Hamish Riley-Smith


Ricardo’s first book

RICARDO, David The High Price of Bullion, A Proof of the Depreciation of Bank Notes. London John Murray 1810

Octavo, contemporary marbled boards, rebacked, ivpp + 48pp, title page and final leaf a little dust stained

Very rare. Sraffa, 1a. Kress B5728. Goldsmith 20107. Copac: of the first edition, 1 copy only at BL. Blaug, Great Economists before Keynes, p.201. Schumpeter, History of Economic Analysis, p.473.FIRST EDITION OF DAVID RICARDO’S FIRST BOOK. A second and third edition were printed later in 1810 and a fourth edition, with an appendix, in 1811.Blaug writes “Ricardo’s interest in economics dated back to 1799, when by chance he came across a copy of Adam Smith’s Wealth of Nations. Ten years later he made his debut in print with a newspaper article on the bullion controversy, subsequently expanded into a vigorous pamphlet entitled The High Price of Bullion: A Proof of the Depreciation of Bank Notes.
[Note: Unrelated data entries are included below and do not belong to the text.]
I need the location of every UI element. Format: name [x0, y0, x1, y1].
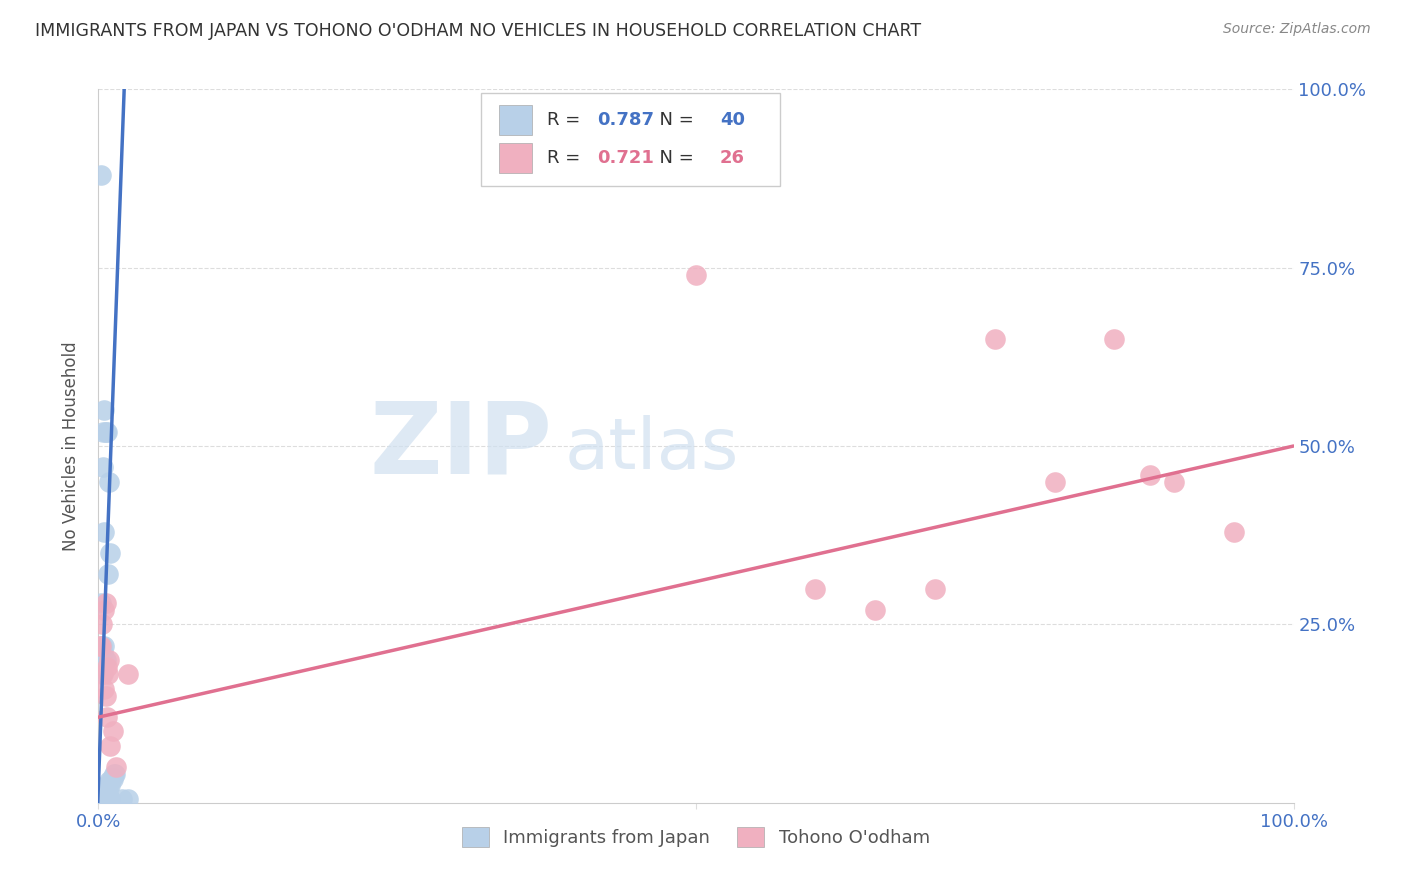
Point	[98, 792, 122, 806]
Point	[90, 790, 112, 805]
Point	[94, 783, 117, 797]
Text: 0.787: 0.787	[596, 111, 654, 128]
Point	[104, 767, 127, 781]
Point	[93, 781, 115, 796]
Point	[91, 789, 114, 803]
Point	[91, 425, 114, 439]
Point	[105, 760, 128, 774]
Legend: Immigrants from Japan, Tohono O'odham: Immigrants from Japan, Tohono O'odham	[454, 820, 938, 855]
Point	[89, 792, 111, 806]
Point	[96, 425, 118, 439]
Point	[98, 653, 121, 667]
Point	[97, 781, 120, 796]
Point	[685, 268, 707, 282]
Point	[98, 546, 122, 560]
Text: 26: 26	[720, 150, 745, 168]
Point	[91, 617, 114, 632]
Point	[100, 771, 122, 785]
Point	[98, 475, 121, 489]
Point	[94, 653, 117, 667]
Point	[91, 646, 114, 660]
Text: N =: N =	[648, 150, 700, 168]
Point	[94, 794, 117, 808]
Point	[94, 689, 117, 703]
Point	[93, 794, 115, 808]
Text: 40: 40	[720, 111, 745, 128]
Point	[117, 667, 139, 681]
Text: Source: ZipAtlas.com: Source: ZipAtlas.com	[1223, 22, 1371, 37]
Point	[96, 785, 118, 799]
Point	[117, 792, 139, 806]
Point	[865, 603, 887, 617]
Point	[96, 710, 118, 724]
Point	[1223, 524, 1246, 539]
Point	[98, 778, 122, 792]
Point	[111, 792, 134, 806]
Point	[96, 660, 118, 674]
Point	[91, 787, 114, 801]
Point	[1163, 475, 1185, 489]
Point	[91, 639, 114, 653]
Point	[98, 774, 121, 789]
Point	[984, 332, 1007, 346]
Text: atlas: atlas	[565, 415, 740, 484]
Text: ZIP: ZIP	[370, 398, 553, 494]
Point	[91, 667, 114, 681]
Point	[97, 667, 120, 681]
Point	[91, 667, 114, 681]
Text: 0.721: 0.721	[596, 150, 654, 168]
Point	[94, 780, 117, 794]
Text: IMMIGRANTS FROM JAPAN VS TOHONO O'ODHAM NO VEHICLES IN HOUSEHOLD CORRELATION CHA: IMMIGRANTS FROM JAPAN VS TOHONO O'ODHAM …	[35, 22, 921, 40]
Point	[93, 681, 115, 696]
Point	[90, 639, 112, 653]
Point	[96, 778, 118, 792]
Point	[90, 596, 112, 610]
Point	[1139, 467, 1161, 482]
Point	[94, 425, 117, 439]
Y-axis label: No Vehicles in Household: No Vehicles in Household	[62, 341, 80, 551]
Point	[93, 785, 115, 799]
Bar	[499, 144, 533, 173]
Point	[91, 460, 114, 475]
Point	[98, 739, 122, 753]
Point	[97, 567, 120, 582]
Point	[103, 767, 125, 781]
Point	[93, 403, 115, 417]
Point	[89, 639, 111, 653]
Point	[94, 596, 117, 610]
Point	[804, 582, 827, 596]
Point	[1104, 332, 1126, 346]
Bar	[499, 105, 533, 135]
Point	[93, 524, 115, 539]
Text: N =: N =	[648, 111, 700, 128]
Text: R =: R =	[547, 150, 585, 168]
FancyBboxPatch shape	[481, 93, 780, 186]
Point	[924, 582, 946, 596]
Point	[101, 772, 124, 787]
Text: R =: R =	[547, 111, 585, 128]
Point	[1043, 475, 1066, 489]
Point	[101, 724, 124, 739]
Point	[97, 792, 120, 806]
Point	[93, 639, 115, 653]
Point	[93, 603, 115, 617]
Point	[98, 790, 121, 805]
Point	[90, 168, 112, 182]
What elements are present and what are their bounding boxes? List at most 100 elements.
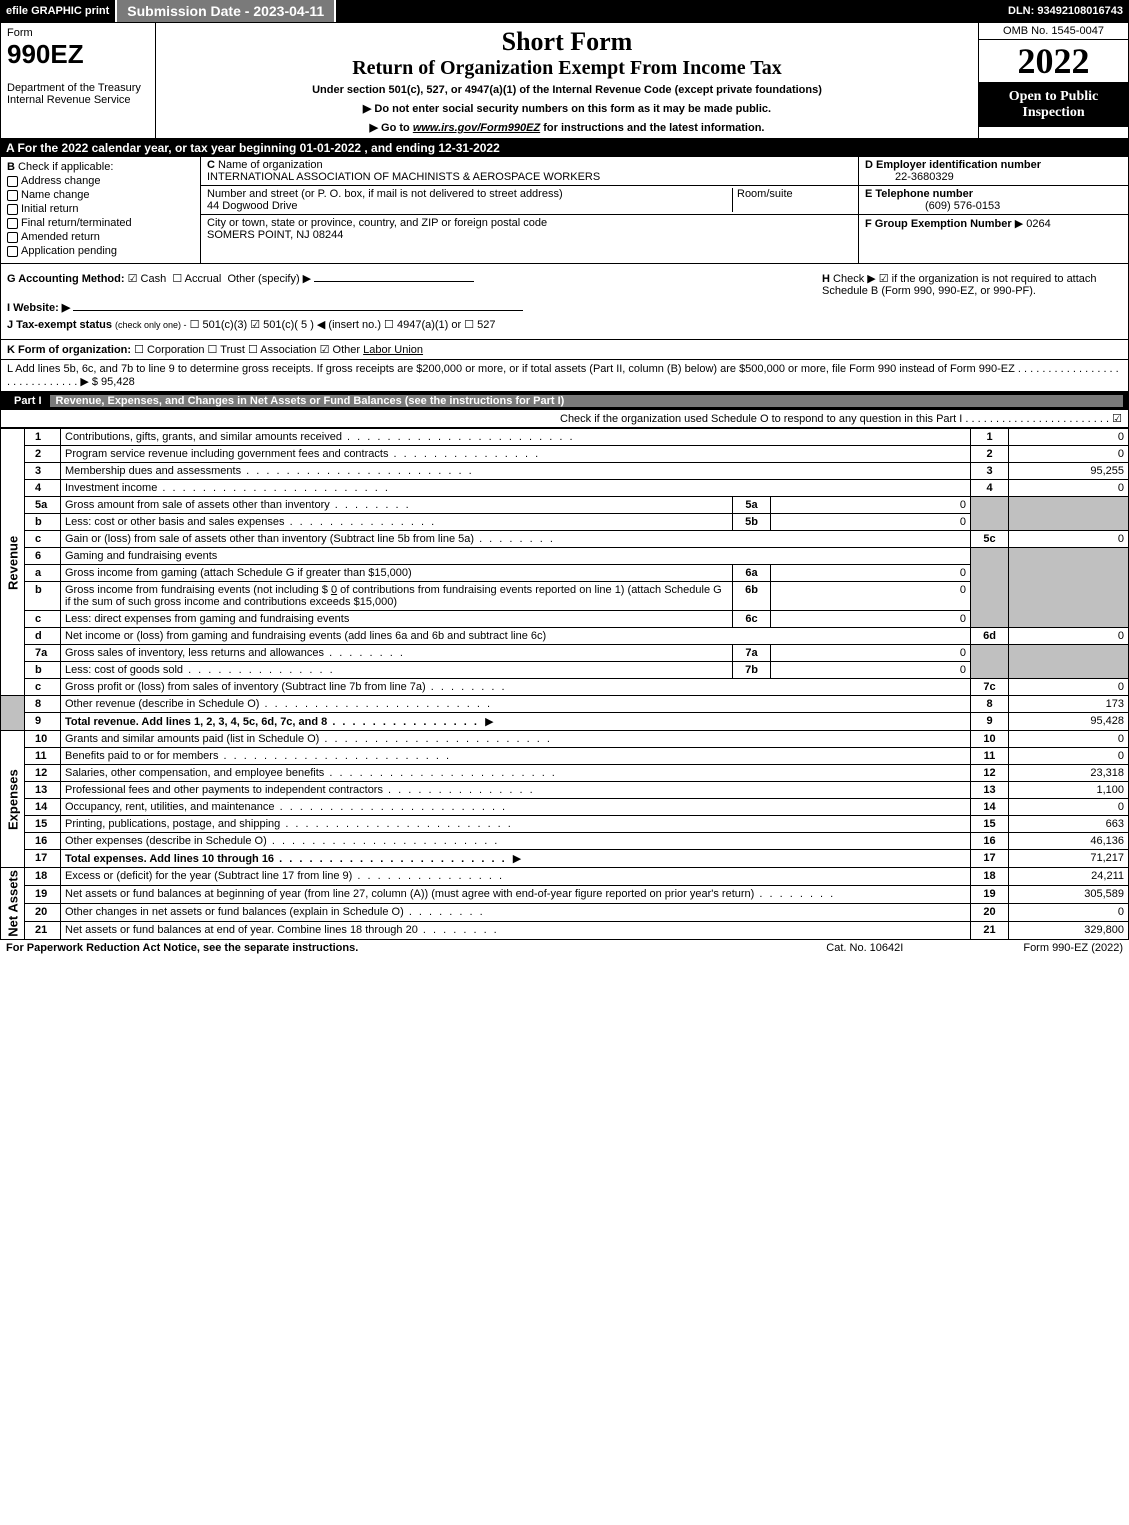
ssn-warning: ▶ Do not enter social security numbers o… [162, 102, 972, 115]
table-row: Net Assets 18 Excess or (deficit) for th… [1, 868, 1129, 886]
form-header: Form 990EZ Department of the Treasury In… [0, 22, 1129, 139]
sub-value: 0 [771, 645, 971, 662]
phone-label: E Telephone number [865, 188, 973, 200]
line-value: 0 [1009, 679, 1129, 696]
table-row: b Gross income from fundraising events (… [1, 582, 1129, 611]
check-o-text: Check if the organization used Schedule … [560, 413, 1109, 425]
check-address-change[interactable]: Address change [7, 175, 194, 187]
table-row: 9 Total revenue. Add lines 1, 2, 3, 4, 5… [1, 713, 1129, 731]
line-value: 329,800 [1009, 921, 1129, 939]
line-desc: Contributions, gifts, grants, and simila… [65, 431, 575, 443]
grey-cell [971, 548, 1009, 628]
check-name-change[interactable]: Name change [7, 189, 194, 201]
line-desc: Gaming and fundraising events [65, 550, 217, 562]
checkbox-icon [7, 176, 18, 187]
line-desc: Occupancy, rent, utilities, and maintena… [65, 801, 507, 813]
table-row: 2 Program service revenue including gove… [1, 446, 1129, 463]
line-value: 0 [1009, 429, 1129, 446]
i-website-label: I Website: ▶ [7, 302, 70, 314]
grey-cell [1009, 497, 1129, 531]
line-value: 0 [1009, 748, 1129, 765]
row-l: L Add lines 5b, 6c, and 7b to line 9 to … [0, 360, 1129, 392]
paperwork-notice: For Paperwork Reduction Act Notice, see … [6, 942, 358, 954]
c-name-label: Name of organization [218, 159, 323, 171]
table-row: 13 Professional fees and other payments … [1, 782, 1129, 799]
line-desc: Total expenses. Add lines 10 through 16 [65, 853, 507, 865]
check-final-return[interactable]: Final return/terminated [7, 217, 194, 229]
b-label: B [7, 161, 15, 173]
instr-post: for instructions and the latest informat… [540, 122, 764, 134]
city-value: SOMERS POINT, NJ 08244 [207, 229, 343, 241]
sub-value: 0 [771, 582, 971, 611]
table-row: 19 Net assets or fund balances at beginn… [1, 885, 1129, 903]
header-center: Short Form Return of Organization Exempt… [156, 23, 978, 138]
line-desc: Other expenses (describe in Schedule O) [65, 835, 499, 847]
short-form-title: Short Form [162, 27, 972, 57]
table-row: a Gross income from gaming (attach Sched… [1, 565, 1129, 582]
grey-cell [971, 645, 1009, 679]
part1-label: Part I [6, 395, 50, 407]
grey-cell [1009, 645, 1129, 679]
line-desc: Gain or (loss) from sale of assets other… [65, 533, 555, 545]
line-value: 0 [1009, 731, 1129, 748]
sub-line: 6a [733, 565, 771, 582]
line-desc: Program service revenue including govern… [65, 448, 540, 460]
omb-number: OMB No. 1545-0047 [979, 23, 1128, 40]
part1-check-o: Check if the organization used Schedule … [0, 410, 1129, 428]
line-num: 1 [25, 429, 61, 446]
page-footer: For Paperwork Reduction Act Notice, see … [0, 940, 1129, 956]
table-row: 17 Total expenses. Add lines 10 through … [1, 850, 1129, 868]
return-title: Return of Organization Exempt From Incom… [162, 57, 972, 80]
table-row: c Less: direct expenses from gaming and … [1, 611, 1129, 628]
table-row: 6 Gaming and fundraising events [1, 548, 1129, 565]
check-initial-return[interactable]: Initial return [7, 203, 194, 215]
irs-link[interactable]: www.irs.gov/Form990EZ [413, 122, 540, 134]
form-label: Form [7, 27, 149, 39]
line-desc: Net assets or fund balances at end of ye… [65, 924, 499, 936]
sub-line: 6b [733, 582, 771, 611]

The Bullion Committee Report…agreed with Ricardo that the current inflation was due to the Bank of England’s failure to restrict the issue of bank notes.”Schumpeter writes of Ricardo “his reputation was made by his writings on the great economic issues of his time – in the first instance, by his writings on monetary policy, in the second instance, by his writings on free trade…Though others did the same, his advocacy was more brilliant, more arresting, than was theirs: there is no superfluous sentence in his pages; no qualification, however necessary, weakens his argument; and there is just enough genuine analysis about it to convince practically, and at the same time, to satisfy high intellectual standards but not enough to deter….He became the centre of a circle that looked to him for guidance and in turn defended his opinions. It is neither his advocacy of winning policies per se, nor his theory per se, that, to this day, makes of him, in the eyes of some, the first economist of all times, but a felicitous combination of both”.